Orhan Turan, ekonominin rekabetçiliğini artırmak için kayıt dışı ile mücadelenin daha da güçlendirilmesi gerektiğini belirterek, “Vergisini kuruşuna kadar doğru ödeyen, her türlü mevzuata harfiyen uyan işletmeler kayıt dışı çalışan işletmelerin karşısında rekabette zorlanıyor. Kayıt dışı ekonomi kayıtlı kesimin vergi yükünün ağırlaşmasına yol açıyor. Üstelik kayıt dışı ekonomi, çevre kirliliği, halk sağlığı, çalışanların sosyal güvenlik hakları, iş sağlığı ve güvenliği, hatta suç ekonomisi gibi, bir dizi negatif unsur ile de iç içe geçer. Bu nedenle kayıtlı ekonomiye geçişin özendirilmesini çok önemsiyoruz” dedi.
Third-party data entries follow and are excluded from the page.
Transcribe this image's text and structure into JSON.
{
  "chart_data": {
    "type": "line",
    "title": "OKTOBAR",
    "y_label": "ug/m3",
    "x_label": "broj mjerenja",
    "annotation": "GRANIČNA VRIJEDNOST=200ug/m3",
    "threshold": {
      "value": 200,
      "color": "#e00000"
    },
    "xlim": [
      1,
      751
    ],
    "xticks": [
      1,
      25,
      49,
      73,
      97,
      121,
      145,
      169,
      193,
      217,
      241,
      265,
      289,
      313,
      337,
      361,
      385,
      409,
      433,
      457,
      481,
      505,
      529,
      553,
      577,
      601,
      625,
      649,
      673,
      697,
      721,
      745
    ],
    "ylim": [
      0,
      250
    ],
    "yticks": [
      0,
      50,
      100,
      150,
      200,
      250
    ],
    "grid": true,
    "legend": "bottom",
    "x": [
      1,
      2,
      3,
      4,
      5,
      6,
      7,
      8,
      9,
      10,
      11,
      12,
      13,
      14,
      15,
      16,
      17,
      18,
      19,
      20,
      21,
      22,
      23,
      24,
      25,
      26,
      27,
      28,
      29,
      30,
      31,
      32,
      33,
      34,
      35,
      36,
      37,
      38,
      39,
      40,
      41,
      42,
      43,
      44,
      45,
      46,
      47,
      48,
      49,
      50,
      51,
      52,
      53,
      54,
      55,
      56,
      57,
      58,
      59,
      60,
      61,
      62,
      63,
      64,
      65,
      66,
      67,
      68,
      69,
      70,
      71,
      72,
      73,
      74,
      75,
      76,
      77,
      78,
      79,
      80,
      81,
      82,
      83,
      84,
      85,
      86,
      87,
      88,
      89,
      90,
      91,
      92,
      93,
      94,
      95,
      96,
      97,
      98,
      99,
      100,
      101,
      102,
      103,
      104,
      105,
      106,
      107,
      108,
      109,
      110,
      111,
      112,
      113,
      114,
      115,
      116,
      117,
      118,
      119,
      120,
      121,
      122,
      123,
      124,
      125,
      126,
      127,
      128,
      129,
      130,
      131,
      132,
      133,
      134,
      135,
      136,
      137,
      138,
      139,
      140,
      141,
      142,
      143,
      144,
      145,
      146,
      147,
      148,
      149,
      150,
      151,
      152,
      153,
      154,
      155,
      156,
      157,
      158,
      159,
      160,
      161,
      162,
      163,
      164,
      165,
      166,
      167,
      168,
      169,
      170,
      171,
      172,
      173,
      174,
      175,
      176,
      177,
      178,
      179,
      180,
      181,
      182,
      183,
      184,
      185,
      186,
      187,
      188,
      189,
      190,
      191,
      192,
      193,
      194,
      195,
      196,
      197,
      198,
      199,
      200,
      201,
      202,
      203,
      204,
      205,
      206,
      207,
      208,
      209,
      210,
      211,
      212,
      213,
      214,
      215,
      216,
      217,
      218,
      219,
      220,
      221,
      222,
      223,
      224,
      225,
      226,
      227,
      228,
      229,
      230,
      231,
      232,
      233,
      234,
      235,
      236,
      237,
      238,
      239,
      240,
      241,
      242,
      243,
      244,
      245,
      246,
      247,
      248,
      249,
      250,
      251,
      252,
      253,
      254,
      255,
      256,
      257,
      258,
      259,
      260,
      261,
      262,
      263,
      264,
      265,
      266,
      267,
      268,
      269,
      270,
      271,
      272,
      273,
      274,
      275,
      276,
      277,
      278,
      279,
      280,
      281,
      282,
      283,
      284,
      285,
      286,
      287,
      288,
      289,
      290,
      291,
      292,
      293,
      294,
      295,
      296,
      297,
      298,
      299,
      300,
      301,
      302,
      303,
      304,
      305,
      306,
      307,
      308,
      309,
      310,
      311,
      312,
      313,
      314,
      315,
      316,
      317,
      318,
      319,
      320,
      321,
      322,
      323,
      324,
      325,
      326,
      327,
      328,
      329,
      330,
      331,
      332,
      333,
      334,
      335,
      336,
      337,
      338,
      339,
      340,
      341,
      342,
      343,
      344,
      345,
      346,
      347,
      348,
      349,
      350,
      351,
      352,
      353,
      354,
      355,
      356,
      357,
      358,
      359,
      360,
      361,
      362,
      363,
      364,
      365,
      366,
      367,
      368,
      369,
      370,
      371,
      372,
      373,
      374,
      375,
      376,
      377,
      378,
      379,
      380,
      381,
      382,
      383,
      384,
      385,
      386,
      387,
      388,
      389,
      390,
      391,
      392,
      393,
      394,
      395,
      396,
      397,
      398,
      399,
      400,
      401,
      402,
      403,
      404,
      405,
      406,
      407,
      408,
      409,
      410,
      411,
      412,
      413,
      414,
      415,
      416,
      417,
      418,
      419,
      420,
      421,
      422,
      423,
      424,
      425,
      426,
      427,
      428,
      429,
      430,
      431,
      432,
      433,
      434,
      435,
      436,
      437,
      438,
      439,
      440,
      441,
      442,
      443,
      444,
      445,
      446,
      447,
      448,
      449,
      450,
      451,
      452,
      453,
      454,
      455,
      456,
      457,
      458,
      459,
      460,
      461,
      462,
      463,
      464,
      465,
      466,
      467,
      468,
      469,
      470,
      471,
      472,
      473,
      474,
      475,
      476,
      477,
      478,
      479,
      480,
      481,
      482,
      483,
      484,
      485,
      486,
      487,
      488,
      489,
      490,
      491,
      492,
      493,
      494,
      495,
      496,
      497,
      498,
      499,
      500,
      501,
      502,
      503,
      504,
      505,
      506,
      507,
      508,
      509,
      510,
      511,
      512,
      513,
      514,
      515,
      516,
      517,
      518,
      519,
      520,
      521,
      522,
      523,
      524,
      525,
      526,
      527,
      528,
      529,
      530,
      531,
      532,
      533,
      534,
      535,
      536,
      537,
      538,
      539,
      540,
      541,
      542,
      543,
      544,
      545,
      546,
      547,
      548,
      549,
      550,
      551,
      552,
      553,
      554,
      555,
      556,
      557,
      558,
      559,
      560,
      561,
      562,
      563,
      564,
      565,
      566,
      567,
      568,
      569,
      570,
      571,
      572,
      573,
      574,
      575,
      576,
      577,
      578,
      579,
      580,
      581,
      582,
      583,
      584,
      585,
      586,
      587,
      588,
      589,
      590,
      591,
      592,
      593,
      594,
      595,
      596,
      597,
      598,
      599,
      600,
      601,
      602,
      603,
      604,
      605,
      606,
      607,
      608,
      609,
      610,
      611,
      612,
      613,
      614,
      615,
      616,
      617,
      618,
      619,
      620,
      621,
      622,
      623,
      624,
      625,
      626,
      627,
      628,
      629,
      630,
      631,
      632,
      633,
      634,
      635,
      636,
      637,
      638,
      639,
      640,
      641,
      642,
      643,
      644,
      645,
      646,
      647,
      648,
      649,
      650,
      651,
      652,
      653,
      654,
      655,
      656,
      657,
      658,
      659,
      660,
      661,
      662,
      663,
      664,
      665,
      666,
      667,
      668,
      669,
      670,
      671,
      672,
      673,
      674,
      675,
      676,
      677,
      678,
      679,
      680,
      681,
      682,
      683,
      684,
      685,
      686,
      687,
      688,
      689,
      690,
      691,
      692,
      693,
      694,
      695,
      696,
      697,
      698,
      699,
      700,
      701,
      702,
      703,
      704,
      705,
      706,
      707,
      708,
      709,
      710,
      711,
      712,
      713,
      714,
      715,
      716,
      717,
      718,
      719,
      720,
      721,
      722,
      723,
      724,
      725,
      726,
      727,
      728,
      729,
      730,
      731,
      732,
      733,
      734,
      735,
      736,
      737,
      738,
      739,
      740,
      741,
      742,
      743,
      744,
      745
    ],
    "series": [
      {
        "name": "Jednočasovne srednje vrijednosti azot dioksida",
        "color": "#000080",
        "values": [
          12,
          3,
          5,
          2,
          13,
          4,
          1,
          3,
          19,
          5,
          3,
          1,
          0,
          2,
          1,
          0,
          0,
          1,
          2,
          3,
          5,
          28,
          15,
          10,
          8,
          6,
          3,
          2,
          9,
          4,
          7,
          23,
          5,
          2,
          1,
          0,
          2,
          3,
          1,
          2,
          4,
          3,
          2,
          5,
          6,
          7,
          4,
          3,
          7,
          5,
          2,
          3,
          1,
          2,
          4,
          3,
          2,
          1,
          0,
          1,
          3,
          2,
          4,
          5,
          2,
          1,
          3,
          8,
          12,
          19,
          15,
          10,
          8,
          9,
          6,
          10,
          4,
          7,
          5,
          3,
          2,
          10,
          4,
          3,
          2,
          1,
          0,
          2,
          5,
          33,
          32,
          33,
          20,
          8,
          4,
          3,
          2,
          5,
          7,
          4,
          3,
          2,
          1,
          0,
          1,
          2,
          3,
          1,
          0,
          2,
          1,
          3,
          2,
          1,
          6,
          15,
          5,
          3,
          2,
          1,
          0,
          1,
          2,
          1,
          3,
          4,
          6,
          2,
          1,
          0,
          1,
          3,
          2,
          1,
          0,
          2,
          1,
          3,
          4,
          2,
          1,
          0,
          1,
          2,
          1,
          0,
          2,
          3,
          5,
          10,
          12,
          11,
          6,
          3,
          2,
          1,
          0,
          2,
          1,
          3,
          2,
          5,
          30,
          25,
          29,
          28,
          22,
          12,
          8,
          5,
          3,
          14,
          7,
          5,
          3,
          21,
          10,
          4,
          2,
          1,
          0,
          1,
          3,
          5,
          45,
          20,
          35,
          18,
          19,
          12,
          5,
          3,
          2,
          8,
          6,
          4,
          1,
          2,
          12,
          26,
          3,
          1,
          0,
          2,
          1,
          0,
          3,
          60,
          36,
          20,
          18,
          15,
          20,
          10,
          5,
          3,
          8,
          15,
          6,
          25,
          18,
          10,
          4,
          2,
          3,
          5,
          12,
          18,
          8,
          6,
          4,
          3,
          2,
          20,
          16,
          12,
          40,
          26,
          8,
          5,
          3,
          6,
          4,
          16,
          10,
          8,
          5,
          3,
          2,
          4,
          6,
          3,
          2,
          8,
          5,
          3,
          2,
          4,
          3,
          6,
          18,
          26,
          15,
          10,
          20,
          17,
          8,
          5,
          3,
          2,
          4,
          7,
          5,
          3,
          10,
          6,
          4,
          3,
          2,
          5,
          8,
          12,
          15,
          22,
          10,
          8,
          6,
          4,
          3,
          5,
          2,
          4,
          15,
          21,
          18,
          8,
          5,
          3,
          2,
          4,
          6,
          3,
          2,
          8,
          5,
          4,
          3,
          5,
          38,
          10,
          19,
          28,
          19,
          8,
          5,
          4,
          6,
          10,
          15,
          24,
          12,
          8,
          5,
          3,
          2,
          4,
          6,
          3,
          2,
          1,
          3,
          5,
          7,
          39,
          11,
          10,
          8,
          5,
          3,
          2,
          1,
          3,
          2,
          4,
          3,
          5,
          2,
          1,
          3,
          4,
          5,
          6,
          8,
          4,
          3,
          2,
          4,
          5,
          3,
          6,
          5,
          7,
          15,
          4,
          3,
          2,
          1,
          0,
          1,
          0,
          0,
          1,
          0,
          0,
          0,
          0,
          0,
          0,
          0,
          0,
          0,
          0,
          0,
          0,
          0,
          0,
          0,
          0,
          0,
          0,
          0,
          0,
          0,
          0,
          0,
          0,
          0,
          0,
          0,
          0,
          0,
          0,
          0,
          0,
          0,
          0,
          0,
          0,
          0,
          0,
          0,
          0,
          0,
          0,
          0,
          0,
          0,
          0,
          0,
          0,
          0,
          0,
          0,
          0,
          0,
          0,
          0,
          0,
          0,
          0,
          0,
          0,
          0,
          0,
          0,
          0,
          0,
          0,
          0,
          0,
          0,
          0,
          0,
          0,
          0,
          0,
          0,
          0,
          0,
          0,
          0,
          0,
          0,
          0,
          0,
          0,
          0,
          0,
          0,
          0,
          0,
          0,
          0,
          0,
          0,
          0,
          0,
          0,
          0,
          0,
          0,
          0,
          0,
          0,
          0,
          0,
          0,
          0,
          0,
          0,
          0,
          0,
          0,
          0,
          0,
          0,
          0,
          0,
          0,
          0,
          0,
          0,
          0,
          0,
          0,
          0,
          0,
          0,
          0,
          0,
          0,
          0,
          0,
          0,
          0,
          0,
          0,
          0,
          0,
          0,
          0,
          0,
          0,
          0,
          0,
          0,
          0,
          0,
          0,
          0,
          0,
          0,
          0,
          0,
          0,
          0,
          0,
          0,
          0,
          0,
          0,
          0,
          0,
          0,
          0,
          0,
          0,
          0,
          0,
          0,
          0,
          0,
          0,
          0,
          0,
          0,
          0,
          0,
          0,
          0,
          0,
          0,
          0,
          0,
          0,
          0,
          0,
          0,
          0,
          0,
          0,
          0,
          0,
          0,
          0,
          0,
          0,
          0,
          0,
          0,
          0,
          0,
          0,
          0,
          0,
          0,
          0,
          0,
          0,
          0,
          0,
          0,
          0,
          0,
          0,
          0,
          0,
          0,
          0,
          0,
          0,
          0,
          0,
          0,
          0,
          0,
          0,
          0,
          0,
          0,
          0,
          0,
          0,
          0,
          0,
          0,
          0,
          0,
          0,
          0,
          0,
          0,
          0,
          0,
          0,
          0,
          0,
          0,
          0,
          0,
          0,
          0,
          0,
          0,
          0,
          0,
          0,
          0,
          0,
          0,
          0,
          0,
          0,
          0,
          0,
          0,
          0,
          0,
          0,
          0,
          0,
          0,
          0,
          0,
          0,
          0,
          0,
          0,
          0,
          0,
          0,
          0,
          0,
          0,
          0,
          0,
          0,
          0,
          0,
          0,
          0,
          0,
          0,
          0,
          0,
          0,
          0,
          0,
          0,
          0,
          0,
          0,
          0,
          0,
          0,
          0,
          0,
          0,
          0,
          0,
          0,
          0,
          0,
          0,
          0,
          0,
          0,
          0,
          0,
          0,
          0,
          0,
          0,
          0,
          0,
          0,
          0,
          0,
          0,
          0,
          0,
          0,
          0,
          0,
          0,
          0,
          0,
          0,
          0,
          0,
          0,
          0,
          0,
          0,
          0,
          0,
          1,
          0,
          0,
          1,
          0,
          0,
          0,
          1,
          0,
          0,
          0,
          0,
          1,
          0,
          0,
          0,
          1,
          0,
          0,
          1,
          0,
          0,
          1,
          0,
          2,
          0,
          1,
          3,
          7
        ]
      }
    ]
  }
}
Belirsizlik ve dönüşümlerin giderek daha yoğunlaştığı bir dönemde, vakit kaybetmeden adım atılması gerektiğinin altını çizen TÜSİAD Başkanı Orhan Turan, ‘’Bugün Türkiye’de girişimcilerin de, çalışanların da, emeklilerin de, gençlerin de, kadınların da, esnafın da, çiftçinin de, işsizin de yüzünün gülmesini istiyorsak, izlememiz gereken yol açık ve net. TÜSİAD’ın ellinci yılı vesilesiyle 2021’de yayınlanan Geleceği İnşa raporumuzda bunun üç sütun üzerinde, yani “insan, bilim ve kurumlar” üzerinde inşa edilmesi gerektiğini söylemiştik’’ dedi.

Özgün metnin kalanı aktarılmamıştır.